Lembrei-me dos momentos em que eu chegava antes de Juliano e ficava na expectativa de vê-lo entrar de sorriso largo, como o do cara que entrou agora... Ele se dirigiu para a mesa do jovem de cabelos compridos. Os lábios cerrados de um não se correspondiam com o brilho do sorriso do outro. Os tais nós precisavam ser atados naquela mesa. Tão logo se sentou, o rapaz do sorriso recebeu a carta. Tentei ouvir o que falavam, mas a voz de Teresa Salgueiro, de Madredeus, desviou minha atenção para um pôr-de-sol deslumbrante em Lisboa, à beira do Tejo. Foi lá que conheci Juliano. Eu estava em pé, na mureta de proteção do cais, e ele sentado na ponte de atracação, poucos metros à minha frente. Com fones no ouvido, distraía-se com uma música. Os óculos escuros impediam que eu visse seus olhos, não sabia se olhava para mim fixamente ou se cochilava, o que era perigoso, porque poderia cair no rio. Depois de alguns minutos, quis conhecê-lo e fui até lá. Toquei em seus ombros largos e musculosos. Ele desligou o cd portátil, tirou os óculos e abriu um sorriso encantador.
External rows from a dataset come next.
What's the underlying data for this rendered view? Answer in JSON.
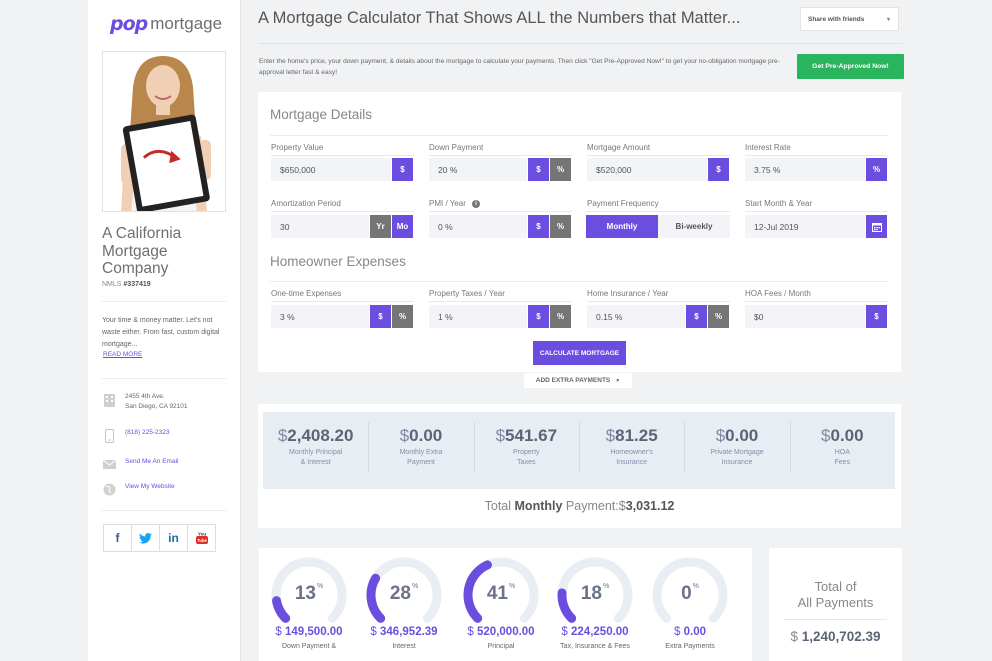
{
  "brand": {
    "logo_mark": "pop",
    "logo_word": "mortgage",
    "accent": "#6b4ee0",
    "green": "#2bb45e"
  },
  "sidebar": {
    "company": "A California Mortgage Company",
    "nmls_label": "NMLS",
    "nmls_number": "#337419",
    "tagline": "Your time & money matter. Let's not waste either. From fast, custom digital mortgage...",
    "read_more": "READ MORE",
    "address_line1": "2455 4th Ave.",
    "address_line2": "San Diego, CA 92101",
    "phone": "(818) 225-2323",
    "email_link": "Send Me An Email",
    "website_link": "View My Website",
    "socials": [
      {
        "label": "f",
        "icon": "facebook-icon",
        "color": "#3b5998"
      },
      {
        "label": "t",
        "icon": "twitter-icon",
        "color": "#1da1f2"
      },
      {
        "label": "in",
        "icon": "linkedin-icon",
        "color": "#0e76a8"
      },
      {
        "label": "You",
        "icon": "youtube-icon",
        "color": "#e52d27"
      }
    ]
  },
  "header": {
    "title": "A Mortgage Calculator That Shows ALL the Numbers that Matter...",
    "share_label": "Share with friends",
    "intro": "Enter the home's price, your down payment, & details about the mortgage to calculate your payments. Then click \"Get Pre-Approved Now!\" to get your no-obligation mortgage pre-approval letter fast & easy!",
    "preapproved_label": "Get Pre-Approved Now!"
  },
  "mortgage_details": {
    "title": "Mortgage Details",
    "property_value": {
      "label": "Property Value",
      "currency": "$",
      "value": "650,000",
      "btn": "$"
    },
    "down_payment": {
      "label": "Down Payment",
      "value": "20 %",
      "btn1": "$",
      "btn2": "%"
    },
    "mortgage_amount": {
      "label": "Mortgage Amount",
      "currency": "$",
      "value": "520,000",
      "btn": "$"
    },
    "interest_rate": {
      "label": "Interest Rate",
      "value": "3.75 %",
      "btn": "%"
    },
    "amortization": {
      "label": "Amortization Period",
      "value": "30",
      "btn1": "Yr",
      "btn2": "Mo"
    },
    "pmi": {
      "label": "PMI / Year",
      "value": "0 %",
      "btn1": "$",
      "btn2": "%",
      "info": "i"
    },
    "frequency": {
      "label": "Payment Frequency",
      "opt1": "Monthly",
      "opt2": "Bi-weekly"
    },
    "start": {
      "label": "Start Month & Year",
      "value": "12-Jul 2019"
    }
  },
  "homeowner_expenses": {
    "title": "Homeowner Expenses",
    "one_time": {
      "label": "One-time Expenses",
      "value": "3 %",
      "btn1": "$",
      "btn2": "%"
    },
    "property_taxes": {
      "label": "Property Taxes / Year",
      "value": "1 %",
      "btn1": "$",
      "btn2": "%"
    },
    "home_insurance": {
      "label": "Home Insurance / Year",
      "value": "0.15 %",
      "btn1": "$",
      "btn2": "%"
    },
    "hoa": {
      "label": "HOA Fees / Month",
      "currency": "$",
      "value": "0",
      "btn": "$"
    }
  },
  "calculate_label": "CALCULATE MORTGAGE",
  "extra_payments_label": "ADD EXTRA PAYMENTS",
  "summary": [
    {
      "value": "2,408.20",
      "label1": "Monthly Principal",
      "label2": "& Interest"
    },
    {
      "value": "0.00",
      "label1": "Monthly Extra",
      "label2": "Payment"
    },
    {
      "value": "541.67",
      "label1": "Property",
      "label2": "Taxes"
    },
    {
      "value": "81.25",
      "label1": "Homeowner's",
      "label2": "Insurance"
    },
    {
      "value": "0.00",
      "label1": "Private Mortgage",
      "label2": "Insurance"
    },
    {
      "value": "0.00",
      "label1": "HOA",
      "label2": "Fees"
    }
  ],
  "currency_symbol": "$",
  "total": {
    "prefix": "Total",
    "bold": "Monthly",
    "suffix": "Payment:",
    "currency": "$",
    "value": "3,031.12"
  },
  "breakdown": [
    {
      "pct": "13",
      "amount": "149,500.00",
      "label": "Down Payment &",
      "fraction": 0.13
    },
    {
      "pct": "28",
      "amount": "346,952.39",
      "label": "Interest",
      "fraction": 0.28
    },
    {
      "pct": "41",
      "amount": "520,000.00",
      "label": "Principal",
      "fraction": 0.41
    },
    {
      "pct": "18",
      "amount": "224,250.00",
      "label": "Tax, Insurance & Fees",
      "fraction": 0.18
    },
    {
      "pct": "0",
      "amount": "0.00",
      "label": "Extra Payments",
      "fraction": 0
    }
  ],
  "percent_sign": "%",
  "all_payments": {
    "title1": "Total of",
    "title2": "All Payments",
    "currency": "$",
    "value": "1,240,702.39"
  }
}
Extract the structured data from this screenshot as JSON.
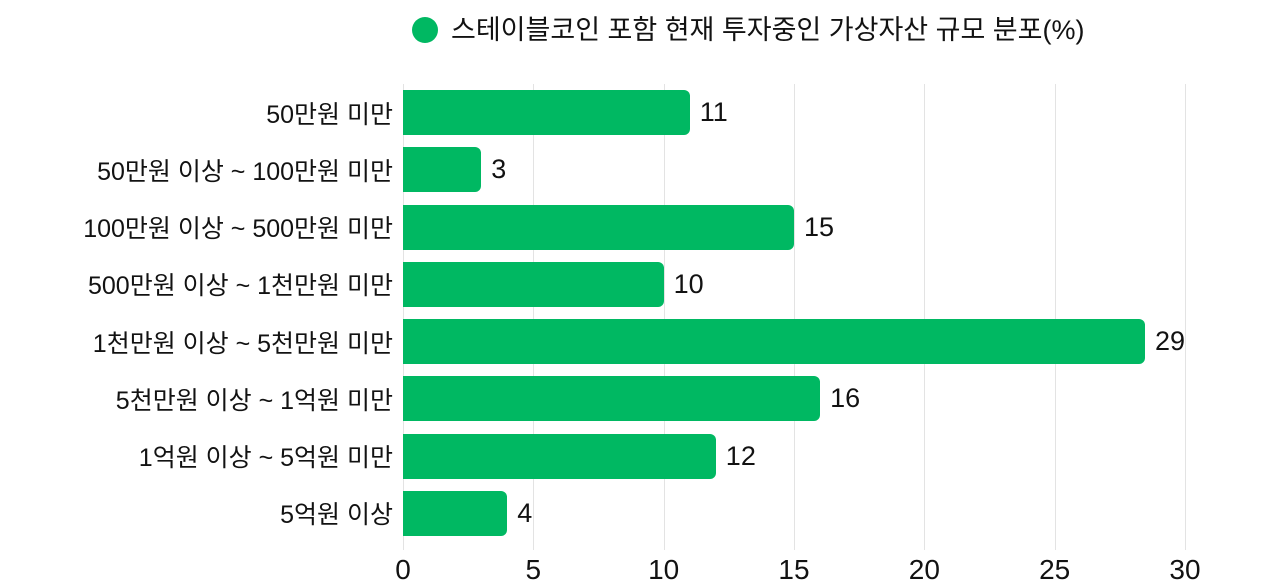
{
  "chart": {
    "legend": {
      "label": "스테이블코인 포함 현재 투자중인 가상자산 규모 분포(%)",
      "marker_color": "#00b862"
    }
  },
  "chart_data": {
    "type": "bar",
    "orientation": "horizontal",
    "title": "스테이블코인 포함 현재 투자중인 가상자산 규모 분포(%)",
    "categories": [
      "50만원 미만",
      "50만원 이상 ~ 100만원 미만",
      "100만원 이상 ~ 500만원 미만",
      "500만원 이상 ~ 1천만원 미만",
      "1천만원 이상 ~ 5천만원 미만",
      "5천만원 이상 ~ 1억원 미만",
      "1억원 이상 ~ 5억원 미만",
      "5억원 이상"
    ],
    "values": [
      11,
      3,
      15,
      10,
      29,
      16,
      12,
      4
    ],
    "xlabel": "",
    "ylabel": "",
    "xlim": [
      0,
      30
    ],
    "xticks": [
      0,
      5,
      10,
      15,
      20,
      25,
      30
    ],
    "bar_color": "#00b862",
    "gridline_color": "#e3e3e3",
    "text_color": "#121212",
    "value_labels_shown": true,
    "grid": true,
    "legend_position": "top"
  }
}
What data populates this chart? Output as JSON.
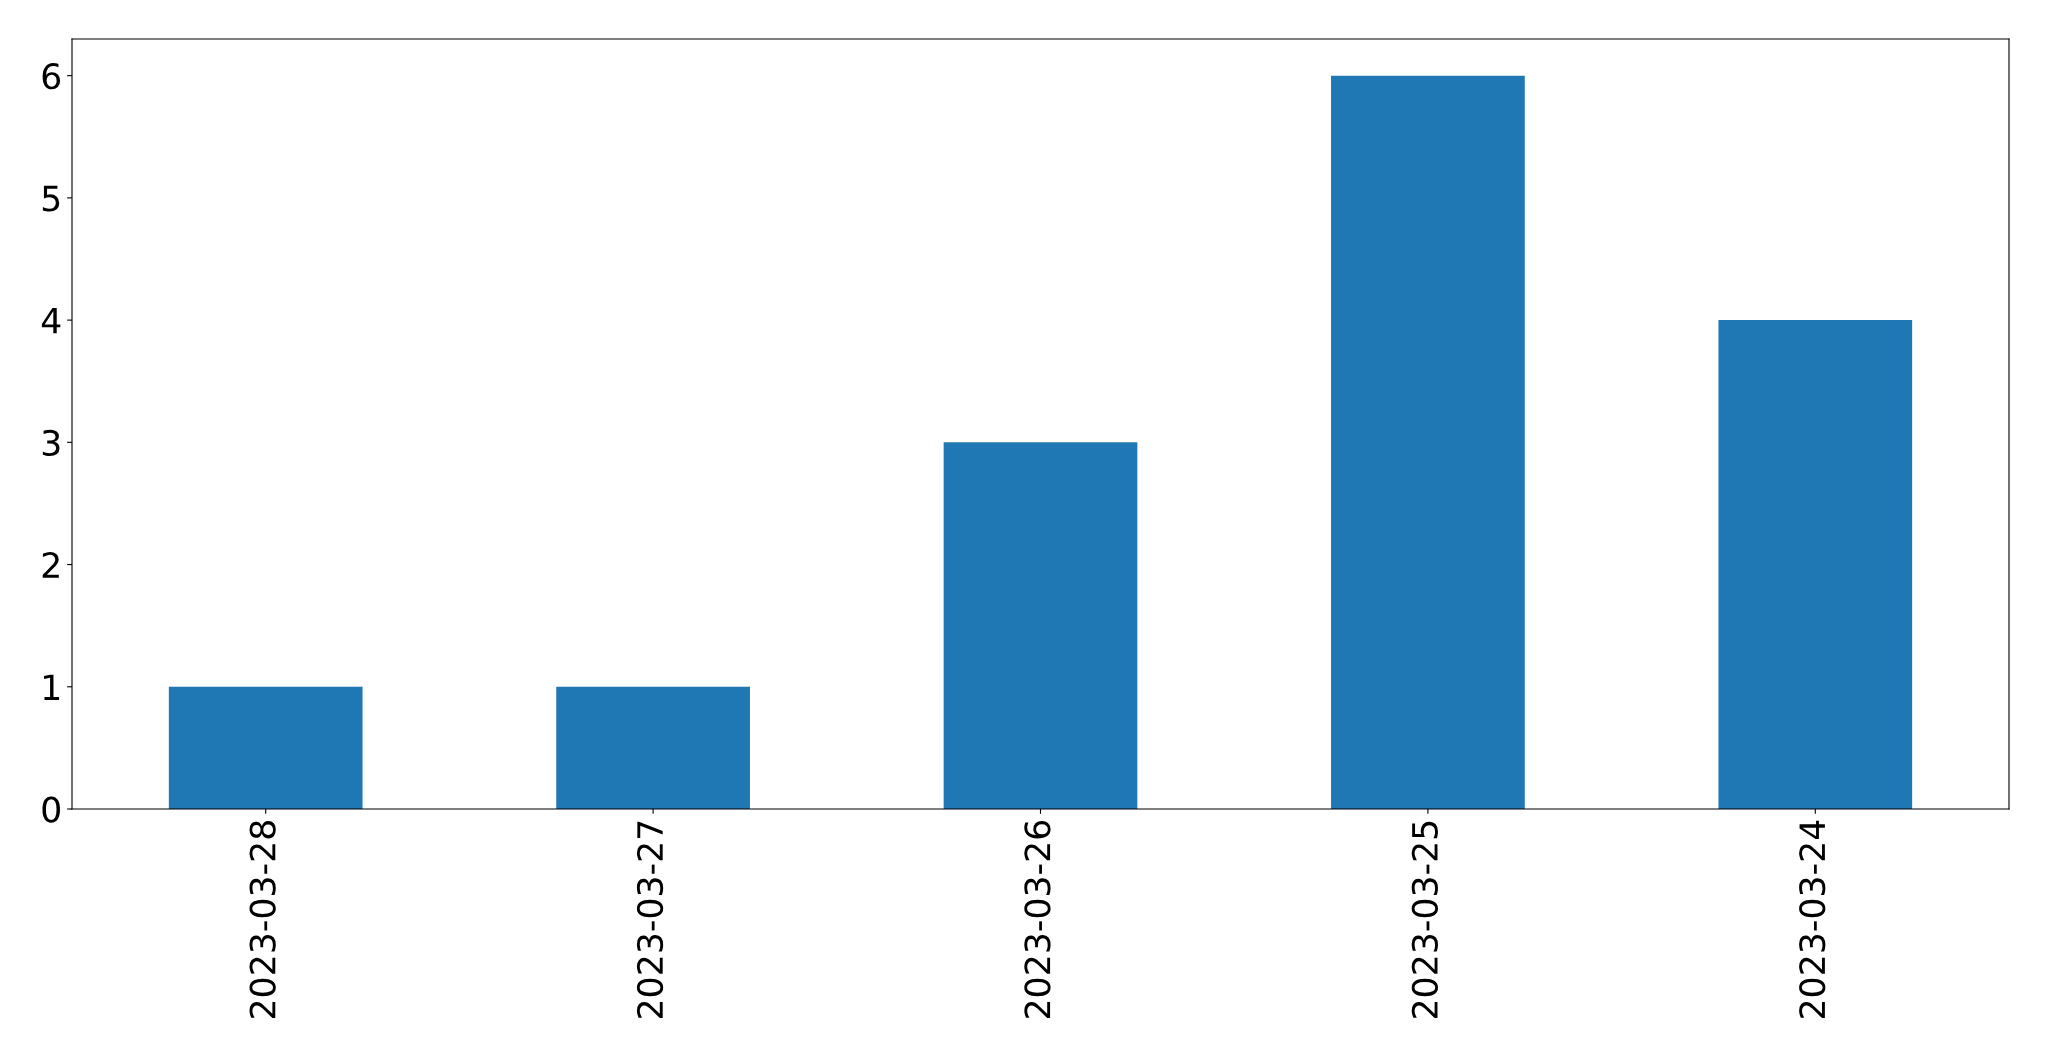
{
  "chart_data": {
    "type": "bar",
    "categories": [
      "2023-03-28",
      "2023-03-27",
      "2023-03-26",
      "2023-03-25",
      "2023-03-24"
    ],
    "values": [
      1,
      1,
      3,
      6,
      4
    ],
    "color": "#1f77b4",
    "ylim": [
      0,
      6.3
    ],
    "yticks": [
      0,
      1,
      2,
      3,
      4,
      5,
      6
    ],
    "grid": false,
    "legend": false
  }
}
- Não é perigoso você sentar aí, pode cochilar e...
- Teria você pra me salvar.
- Salvaria sim, ainda faria respiração boca a boca.
- É a melhor parte do salvamento...

Rimos de nossa própria ousadia. Dois estranhos, que nem seus nomes foram revelados, já se ofereciam sem restrições. Não estávamos ali apenas para ver o fim de tarde, mas procurando também uma companhia para nossa solidão. Fosse para um bate-papo casual fosse para um sexo rápido num motel barato, decidimos ir ao Cais Sodré no momento certo. Ele era estudante de intercâmbio na cidade, eu passava férias em casa de amigos. Nossas afinidades iam além do gosto de ler Pessoa e Quintana, assistir a Almodóvar e Winders, ouvir Madredeus e The Cranberries; elas convergiam para o mesmo prazer de um estar olhando para o outro. Tínhamos encontrado em cada um o que há tempos procurávamos. E já saímos dali apaixonados. Subimos para o Bairro Alto e jantamos num restaurante de onde pudemos observar o Tejo até a Torre de Belém... Toda cidade tem um cheiro, e Lisboa nesse momento exalava um perfume cítrico-amadeirado que me inebriava, ou seria o perfume de Juliano que se espalhava por onde passávamos? Só sei que senti uma vontade de abraçá-lo com força, e o fiz como quem tinha a certeza de que um dia poderia perdê-lo... Lisboa compunha nossa geografia durante os dias em que percorríamos suas ruelas, ladeiras e miradouros, como um casal feliz em lua-de-mel. Em outros momentos, como o da cafeteria, quando era grande o silêncio e eu aguardava o milagre num sonhar acordado, Lisboa se instalava de novo em mim. Embora não nos víssemos mais, nem sabia se ele estava em Salvador, louvava a saudade por alguns minutos, talvez com desejo de reencontrá-lo para ver de novo seu sorriso...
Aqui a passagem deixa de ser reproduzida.